Source: Center for New York City Affairs, The Case for Ending Poverty Wages for New York City’s Human Services Workers, March 2022

  • Human services workers generally make about 71% of what government employees make, and 82% of what private sector workers receive for the same role. 

  • Human services workers are overwhelmingly female (66%), over two-thirds are full-time workers of color (68%), and nearly half (46%) are women of color. These shares are considerably higher than for New York City’s overall private sector workforce, where only a quarter (26%) of private sector workers overall are women of color.

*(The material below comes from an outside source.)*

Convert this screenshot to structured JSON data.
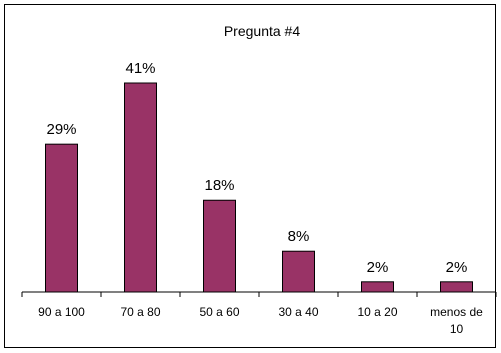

As such, pay disparities in this sector have important consequences for race and gender equity. 

  • Human service workers with a high school education and higher, core human services workers generally make about $20,000 a year less than a public sector worker with a comparable education. 

  • Poverty pay in the core human services sector means that 15% of all workers (both full- and part-time) qualified for food stamps in the 2016-18 period analysed, higher than the 12% share for all private sector workers, and much higher than for government employees (9%). 

  • Many human services nonprofits are struggling with high vacancy rates, with an estimated average vacancy rate around 11% as of March 2021, 54% of whom had a vacancy rate higher than 10%, and over 30% had a vacancy rate higher than 15% resulting in unsustainable workloads. 

Source: Fiscal Policy Institute, Building a More Equitable New York: Human Services Nonprofits, February 2020

  • New York State Human Services workforce is comprised of upwards of 800,000 workers. 

  • Sixty-eight percent of New York State’s nonprofits anticipated being unable to meet pre-COVID-19 service demands of their communities due to underfunding.  

  • New York State' statutory cost of living adjustment (COLA) was deferred every year under Governor Cuomo’s tenure except FY22, which stripped essential human services workers over a half-billion dollars in pay. 

  • Between 2008 and 2018, the State cut human services funding by 26 percent, with lower rates now than in 1980. 

  • There are approximately 110,000 human services workers working at organizations that contract with New York City. 

  • Annual wages for human services workers are sector the second lowest-paid of all industries in the City, only after restaurants.  

  • Employment in the human services sector has grown nearly two-and-a-half times as fast as overall private-sector job growth in New York City since 1990.